Indirect effects
Analyses of the development in bottom water oxygen concentrations during
late summer/autumn in the Kattegat-Belt Sea from the 1970s to late 1980s/1990s
showed significant decreases in all areas with a stratified water column.
The decrease was especially pronounced from the mid 1970s to the late
1980s. There was no general development in the summer/autumn bottom water
minimum oxygen concentration in the period 1989–2001. However, there
was a tendency for an increase in minimum oxygen concentrations in spring
(April–June). Nevertheless, at the end of August 2002 an unusually
widespread and serious oxygen deficiency was observed in large areas of
the inner Danish marine waters and common Danish-Swedish and Danish-German
waters. In many areas of the southern Kattegat, the Sound and the Belt
Sea oxygen levels in bottom waters were reduced to a level seldom or never
seen before.
General trends in abundance of macrozoobenthos
in the Sound, Kattegat and Belt Sea follow a bimodal pattern over the
last 20 years with peaks in the beginning of the 1980s and in the middle
of the 1990s.

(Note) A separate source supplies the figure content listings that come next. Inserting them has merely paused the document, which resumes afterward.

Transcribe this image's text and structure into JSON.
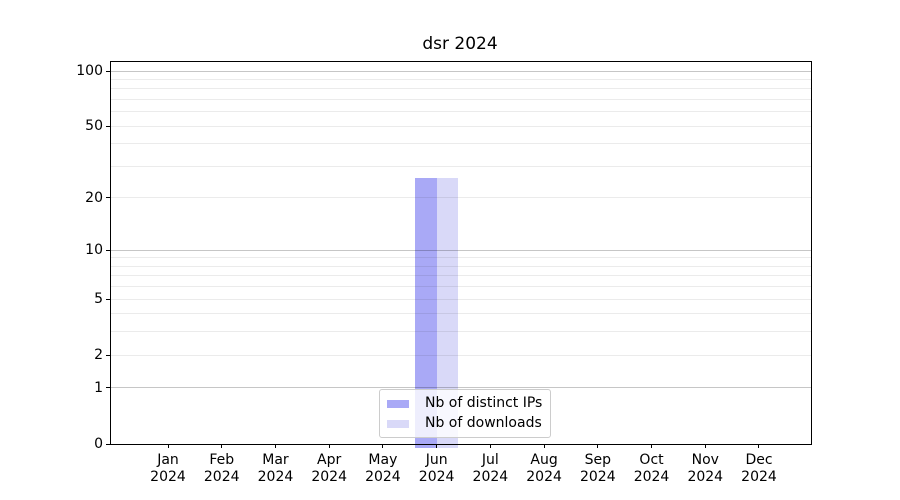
{
  "chart_data": {
    "type": "bar",
    "title": "dsr 2024",
    "categories": [
      "Jan",
      "Feb",
      "Mar",
      "Apr",
      "May",
      "Jun",
      "Jul",
      "Aug",
      "Sep",
      "Oct",
      "Nov",
      "Dec"
    ],
    "year_label": "2024",
    "series": [
      {
        "name": "Nb of distinct IPs",
        "color": "#a9a9f6",
        "values": [
          0,
          0,
          0,
          0,
          0,
          26,
          0,
          0,
          0,
          0,
          0,
          0
        ]
      },
      {
        "name": "Nb of downloads",
        "color": "#d9d9f8",
        "values": [
          0,
          0,
          0,
          0,
          0,
          26,
          0,
          0,
          0,
          0,
          0,
          0
        ]
      }
    ],
    "yscale": "log1p",
    "ylim": [
      0,
      112
    ],
    "yticks": [
      0,
      1,
      2,
      5,
      10,
      20,
      50,
      100
    ],
    "grid": true,
    "grid_major_values": [
      1,
      10,
      100
    ],
    "grid_minor_values": [
      2,
      3,
      4,
      5,
      6,
      7,
      8,
      9,
      20,
      30,
      40,
      50,
      60,
      70,
      80,
      90
    ],
    "legend_position": "lower center"
  },
  "colors": {
    "background": "#ffffff",
    "spine": "#000000",
    "grid_major": "#c6c6c6",
    "grid_minor": "#ebebeb",
    "legend_border": "#cccccc",
    "text": "#000000"
  }
}
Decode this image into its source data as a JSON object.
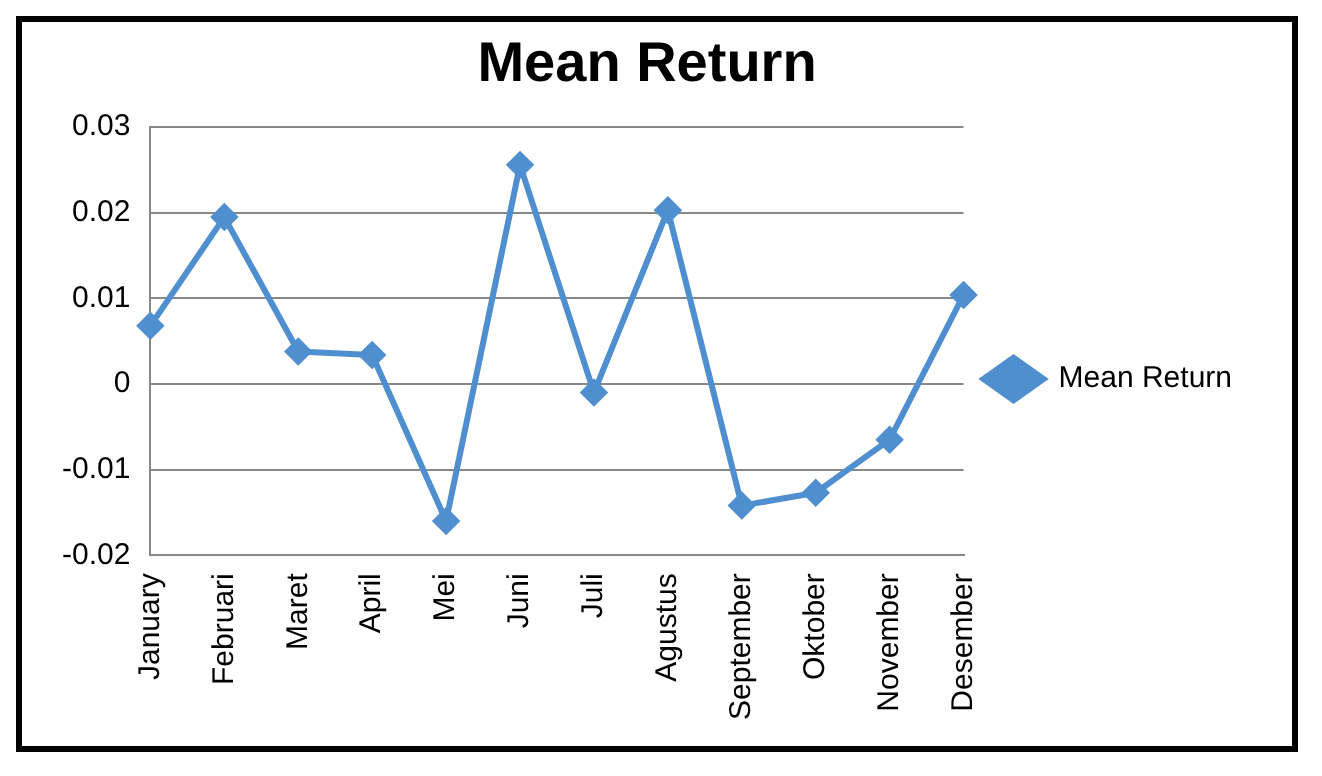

During the period 1998–2001 biomass and essentially
total abundance of macrozoobenthos in the open waters showed the lowest
values since the measurements started two decades ago. Some evidence indicates
that reduced N-nutrient concentrations, and possibly reduced diatom abundance,
when corrected for runoff, may have reinforced the decrease in zoobenthos
stocks in recent years.
Correlation analyses between biological variables and the North Atlantic
Oscillation index and runoff of freshwater from Denmark, showed significant
positive correlations with 1 or 2 years time lag, thereby indicating that
climate also influences variations in benthic macrofauna. In particular
winter nutrient input, and likely the spring phytoplankton bloom, did
influence benthic abundance.
The number of coastal areas with increasing species diversity were about
the same as those with decreasing diversity during the period 1998–2001.
Local factors like oxygen deficiency is a possible reason for these differences.
During the same period there was no general change in abundance, biomass
or number of species in coastal areas.